Project documents said that across the West, electricity load has grown by more than 60 percent over the past 20 years. At the same time, however, high-voltage transmission has expanded by less than 20 percent.

"This project will increase reliability and ease transmission bottlenecks throughout the region," documents said.

Those bottlenecks helped energy traders -- such as Enron Corp. -- manipulate the market and drive up prices during the Western energy crisis.

"They were gaming those bottlenecks, and there were only a few transmission corridors," said Jake Mercer, a utilities analyst with Piper Jaffray & Co. "If the transmission capacity was expanded, it would be a lot harder to game that market."

Richard Burdette, energy adviser to Gov. Kenny Guinn, said Mercer's statement was accurate.

"I would agree with that assessment," he said, while adding that market congestion was not the only factor in the crisis. "Enron and others hid prices of the product.

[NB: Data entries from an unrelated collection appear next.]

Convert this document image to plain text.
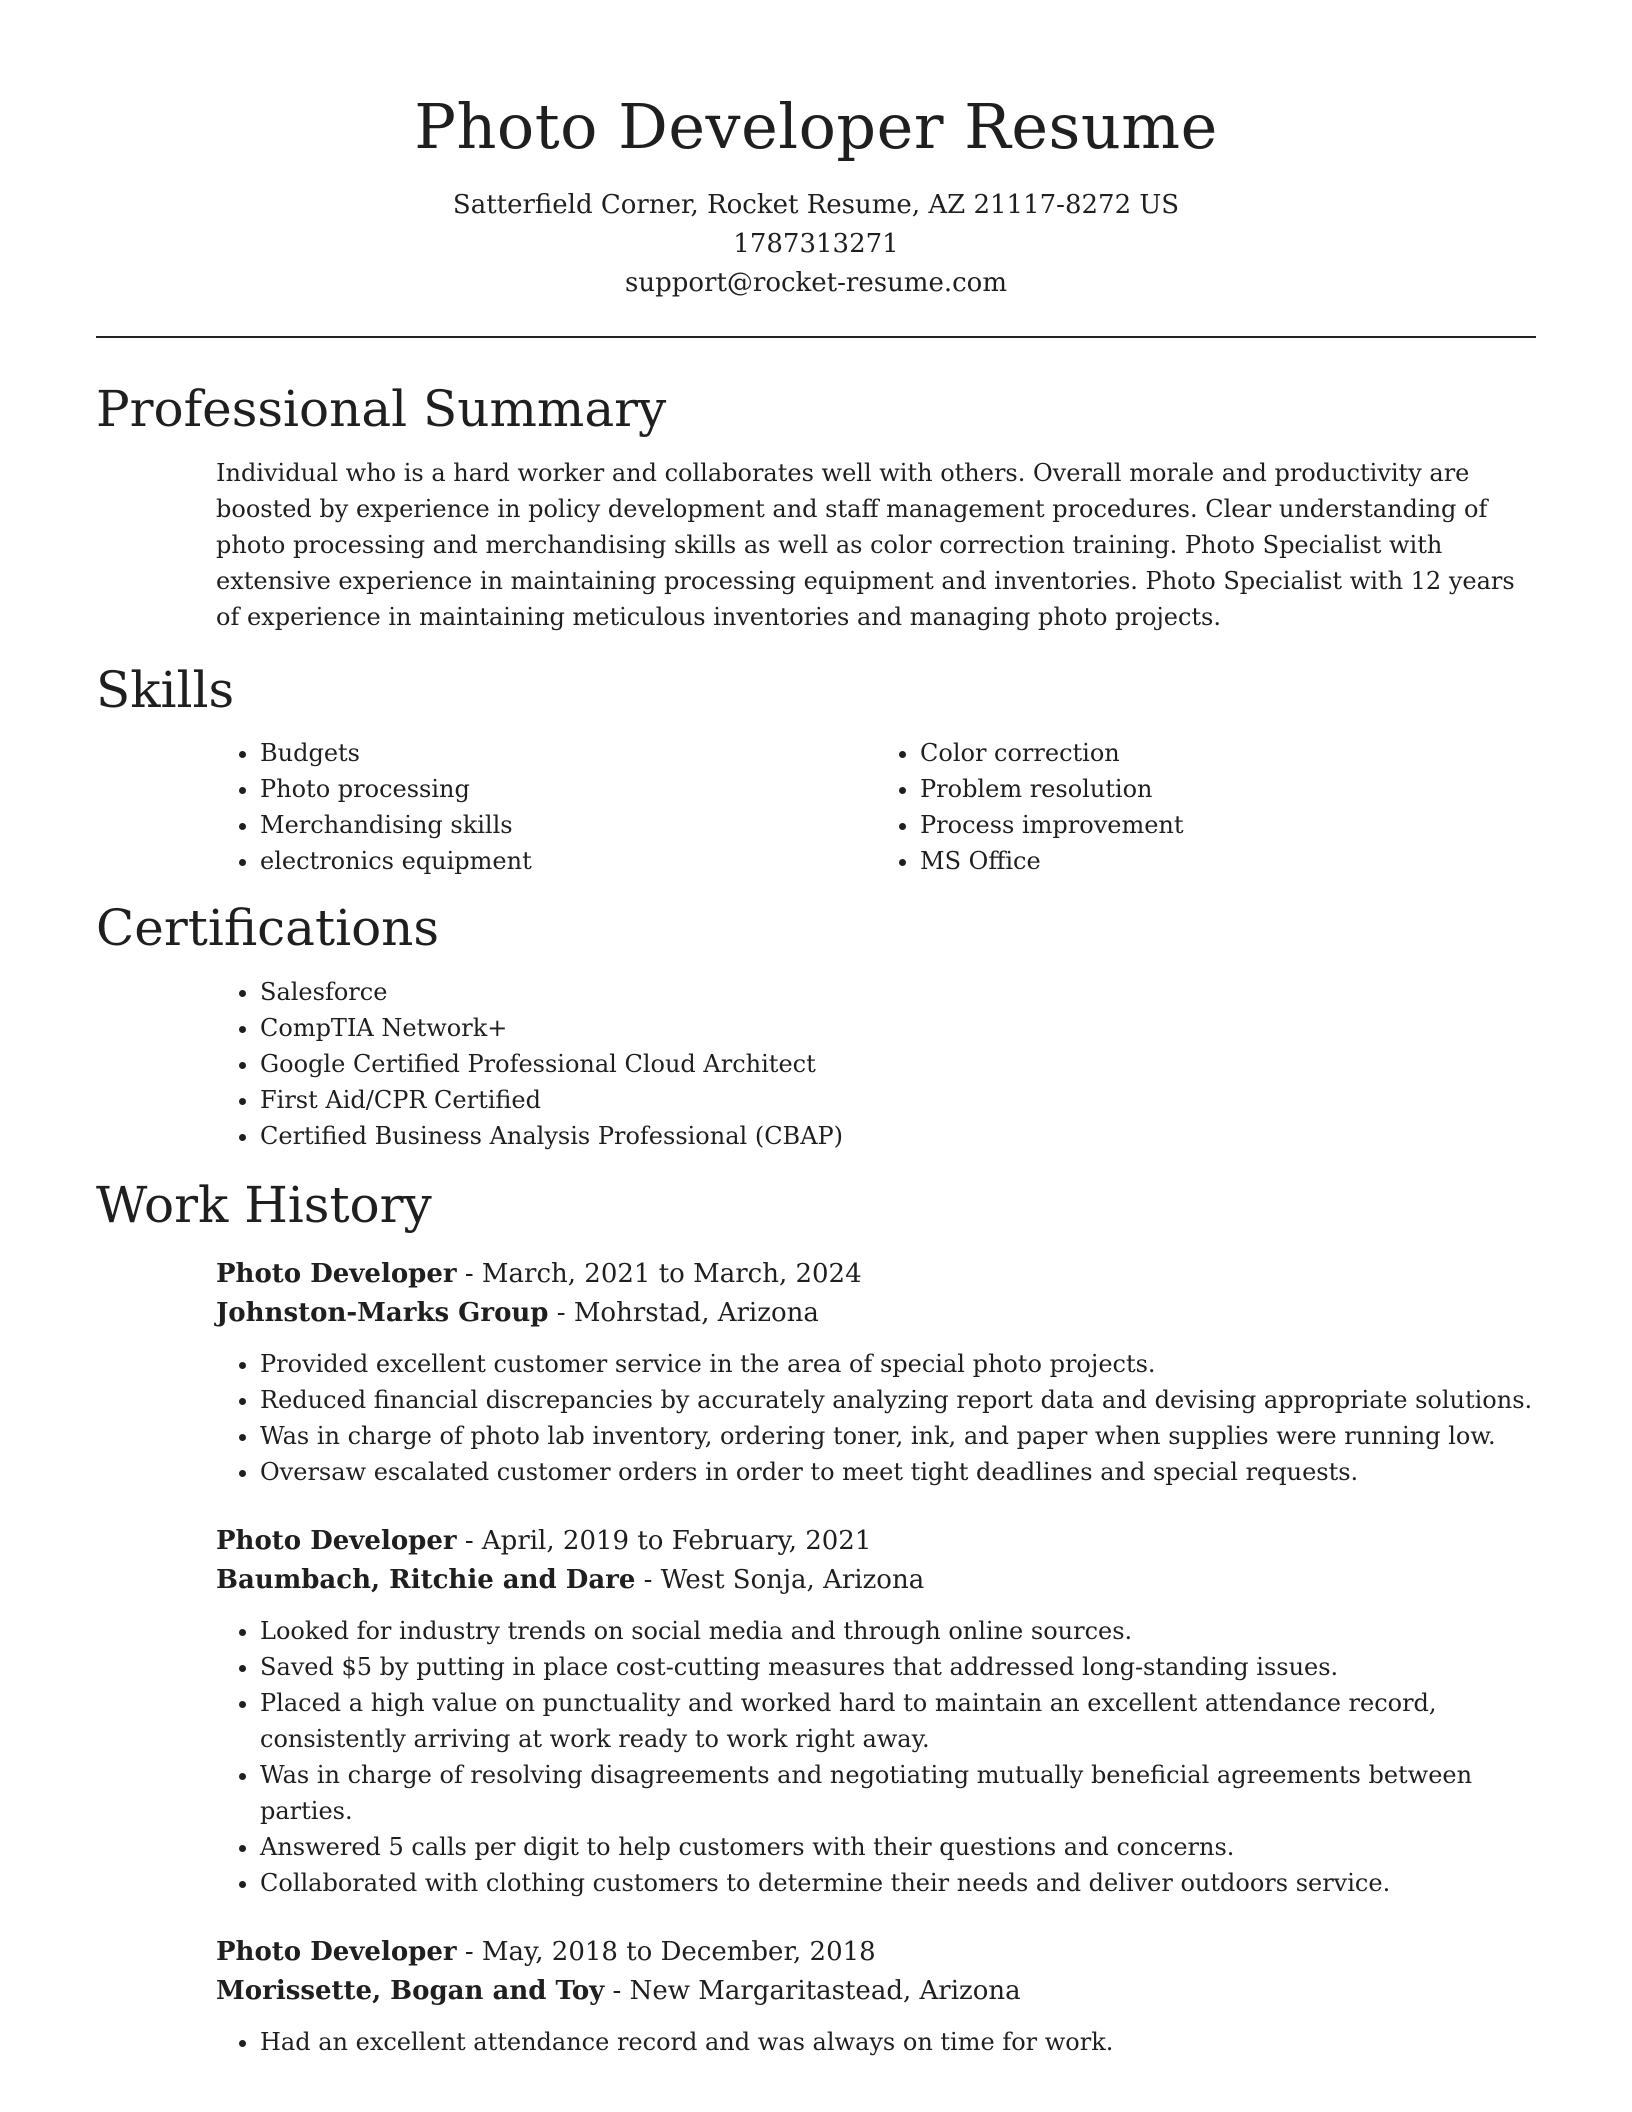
Photo Developer Resume
Satterfield Corner, Rocket Resume, AZ 21117-8272 US
1787313271
support@rocket-resume.com
Professional Summary

Individual who is a hard worker and collaborates well with others. Overall morale and productivity are boosted by experience in policy development and staff management procedures. Clear understanding of photo processing and merchandising skills as well as color correction training. Photo Specialist with extensive experience in maintaining processing equipment and inventories. Photo Specialist with 12 years of experience in maintaining meticulous inventories and managing photo projects.

Skills
• Budgets
• Photo processing
• Merchandising skills
• electronics equipment
• Color correction
• Problem resolution
• Process improvement
• MS Office
Certifications
• Salesforce
• CompTIA Network+
• Google Certified Professional Cloud Architect
• First Aid/CPR Certified
• Certified Business Analysis Professional (CBAP)
Work History
Photo Developer - March, 2021 to March, 2024
Johnston-Marks Group - Mohrstad, Arizona
• Provided excellent customer service in the area of special photo projects.
• Reduced financial discrepancies by accurately analyzing report data and devising appropriate solutions.
• Was in charge of photo lab inventory, ordering toner, ink, and paper when supplies were running low.
• Oversaw escalated customer orders in order to meet tight deadlines and special requests.
Photo Developer - April, 2019 to February, 2021
Baumbach, Ritchie and Dare - West Sonja, Arizona
• Looked for industry trends on social media and through online sources.
• Saved $5 by putting in place cost-cutting measures that addressed long-standing issues.
• Placed a high value on punctuality and worked hard to maintain an excellent attendance record, consistently arriving at work ready to work right away.
• Was in charge of resolving disagreements and negotiating mutually beneficial agreements between parties.
• Answered 5 calls per digit to help customers with their questions and concerns.
• Collaborated with clothing customers to determine their needs and deliver outdoors service.
Photo Developer - May, 2018 to December, 2018
Morissette, Bogan and Toy - New Margaritastead, Arizona
• Had an excellent attendance record and was always on time for work.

One of the ways they hid the prices was through congestion, and they were able to impose some of that congestion at their own will."

That problem is particularly acute for Nevada Power Co. of Las Vegas, which purchases more than 50 percent of its peak power load on the open market.

If successful, the line could be as long as 1,700 miles, include a series of power plants and connect resources in Nevada, California, Utah and Wyoming.

Officials from the involved states are indicating that the total savings for Western customers created by the project could reach as much as $1.7 billion annually. That savings would be driven by the increased efficiency created from the ability to move power resources around the region.

An exact Nevada savings was unknown, but Burdette characterized the amount as "million of dollars."

California, project documents said, could see an annual savings of as much as $400 million.

In Nevada, as in the other states, the line is needed in order to allow utilities to keep up with demands for power that is being driven by rapid population growth.

Burdette said that over the next five or six years, Nevada Power will have done all it can to meet load growth through measures such as conservation and management of existing resources.

The Frontier Line would allow Nevada utilities the ability to tap new clean-technology coal-fired power plants slated for construction in Montana and Wyoming in order to meet local demand. The availability of additional resources will help drive down prices, Burdette said.

Don Soderberg, chairman of the Public Utilities Commission of Nevada, said that the project would improve the Western system.

"The (memorandum of understanding) represents a new label of cooperation and a step forward in the effort to increase the effectiveness of the West's transmission grid," he said.

The Frontier Line also would allow Nevada utilities, which are currently under a state mandate to develop renewable energy resources, to export that "green" power to other states.

The line also would connect Nevada Power's system with that of its Reno-based sister utility, Sierra Pacific Power Co. That would give Nevada Power access to geothermal resources in Northern Nevada while giving Northern Nevada access to solar power resources under development in the south.

Carolyn Barbash, executive in charge of transmission for Sierra Pacific Resources, parent company of Nevada Power and Sierra Pacific Power, said the concept of the project would be worthwhile for the utilities, but true benefits for Nevada are still unclear as the project continues to take shape.

Burdette, who will sit on the coordinating committee for the project, said the next step would likely be an engineering project to determine the possibilities for the line and begin examining the permitting process necessary for a line that will cross a number of jurisdictions.

"This is enormously complex," Burdette said.